Students in attendance came from fields as diverse as philosophy, literature, sociology, history, area studies, or politics. What made the summer school particularly unique compared to the other summer schools that I’ve been to was that the guest speakers themselves participated in the small discussion groups: they were themselves attending the summer school to engage in dialogue beyond their specialised field (e.g. someone from the Frankfurt School tradition would engage with analytic approaches to race critique and phenomenological approaches to gender).
I also had immense privilege to be able to present my ongoing research to, and receive crucial feedback from several of the speakers and participants, which helped me greatly with directing my work not only towards the most cutting-edge literature, but also towards spaces of dialogue between fields and disciplines.

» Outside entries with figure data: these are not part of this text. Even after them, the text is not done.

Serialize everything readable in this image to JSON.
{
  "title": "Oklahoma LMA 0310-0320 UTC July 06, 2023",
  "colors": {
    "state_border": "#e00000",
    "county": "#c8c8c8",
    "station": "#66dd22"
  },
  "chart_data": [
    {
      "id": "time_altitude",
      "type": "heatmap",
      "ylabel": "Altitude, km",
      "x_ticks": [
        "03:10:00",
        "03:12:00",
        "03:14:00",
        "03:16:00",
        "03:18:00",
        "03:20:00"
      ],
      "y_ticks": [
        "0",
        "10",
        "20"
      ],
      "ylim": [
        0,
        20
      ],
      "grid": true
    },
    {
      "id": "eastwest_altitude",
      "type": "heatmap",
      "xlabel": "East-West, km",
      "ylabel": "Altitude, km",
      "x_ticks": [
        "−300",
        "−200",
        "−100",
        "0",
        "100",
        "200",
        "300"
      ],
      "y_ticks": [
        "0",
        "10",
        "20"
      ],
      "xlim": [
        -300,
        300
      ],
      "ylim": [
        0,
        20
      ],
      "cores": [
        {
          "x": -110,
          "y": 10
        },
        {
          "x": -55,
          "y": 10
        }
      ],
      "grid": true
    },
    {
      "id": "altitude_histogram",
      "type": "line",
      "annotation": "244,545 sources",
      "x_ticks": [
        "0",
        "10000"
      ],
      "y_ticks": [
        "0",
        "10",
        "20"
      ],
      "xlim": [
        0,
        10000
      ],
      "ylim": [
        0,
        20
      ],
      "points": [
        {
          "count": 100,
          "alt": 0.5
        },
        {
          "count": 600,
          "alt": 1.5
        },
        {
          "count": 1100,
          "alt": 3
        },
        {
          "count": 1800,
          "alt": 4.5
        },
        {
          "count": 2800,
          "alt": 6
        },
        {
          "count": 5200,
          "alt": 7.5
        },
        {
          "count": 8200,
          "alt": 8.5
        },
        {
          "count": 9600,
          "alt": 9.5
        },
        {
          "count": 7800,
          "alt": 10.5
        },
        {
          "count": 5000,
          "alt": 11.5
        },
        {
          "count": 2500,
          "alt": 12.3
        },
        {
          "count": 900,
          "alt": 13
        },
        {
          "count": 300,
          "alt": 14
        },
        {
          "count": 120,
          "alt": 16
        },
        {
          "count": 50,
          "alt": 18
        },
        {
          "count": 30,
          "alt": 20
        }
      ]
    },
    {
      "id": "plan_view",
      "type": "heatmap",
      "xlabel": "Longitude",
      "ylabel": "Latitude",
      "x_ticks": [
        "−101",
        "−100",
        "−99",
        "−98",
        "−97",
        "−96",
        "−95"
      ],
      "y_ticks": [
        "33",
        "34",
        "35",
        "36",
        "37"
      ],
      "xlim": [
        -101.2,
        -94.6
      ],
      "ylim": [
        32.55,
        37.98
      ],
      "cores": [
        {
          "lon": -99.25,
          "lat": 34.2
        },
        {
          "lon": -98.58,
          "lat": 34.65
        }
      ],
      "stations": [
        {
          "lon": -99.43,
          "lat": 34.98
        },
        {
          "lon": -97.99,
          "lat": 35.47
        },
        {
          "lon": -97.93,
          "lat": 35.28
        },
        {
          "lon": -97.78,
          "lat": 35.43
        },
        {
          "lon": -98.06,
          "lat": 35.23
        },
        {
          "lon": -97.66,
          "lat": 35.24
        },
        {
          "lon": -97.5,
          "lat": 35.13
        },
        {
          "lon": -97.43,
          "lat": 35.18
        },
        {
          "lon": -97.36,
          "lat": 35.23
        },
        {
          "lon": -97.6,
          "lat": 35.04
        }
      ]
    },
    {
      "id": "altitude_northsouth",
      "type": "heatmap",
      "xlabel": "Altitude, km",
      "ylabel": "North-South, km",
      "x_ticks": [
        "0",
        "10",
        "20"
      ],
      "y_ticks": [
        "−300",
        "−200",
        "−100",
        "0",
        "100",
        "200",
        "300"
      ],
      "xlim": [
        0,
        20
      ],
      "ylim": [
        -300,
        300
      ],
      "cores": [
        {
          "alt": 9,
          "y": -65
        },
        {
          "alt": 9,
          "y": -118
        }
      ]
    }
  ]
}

Studying ideology critique in Berlin was also especially poignant, as Berlin is a city where, perhaps more than any other in the West, various ideologies—and resistances against them—played (and in some ways still play) a significant role in shaping its streets and stories in the past couple of centuries—whether on the seats of power in the Reichstag, in the explosive cultural anarchy of the Kreuzberg district, or behind the horrific, silencing walls of the Sachsenhausen camp. Humboldt University stands at the centre of the city as a veritable lighthouse of learning, weathering the storms of Nazi and Soviet control. But Berlin is more than a historical monument: it still harbours within the minds of the socially marginalised (such as myself) a promise of an inclusive utopia—an El Dorado, as the famous queer nightclub of the first ever gay district in the world (the Schöneberg district) was called. It was thus not surprising to learn that, in May, when an Alternative für Deutschland AfD (a far-right xenophobic nationalist party) rally was being held at the Brandenburger Tor, counter-protestors held a techno rave of 25,000 people (outnumbering the AfD 5 to 1).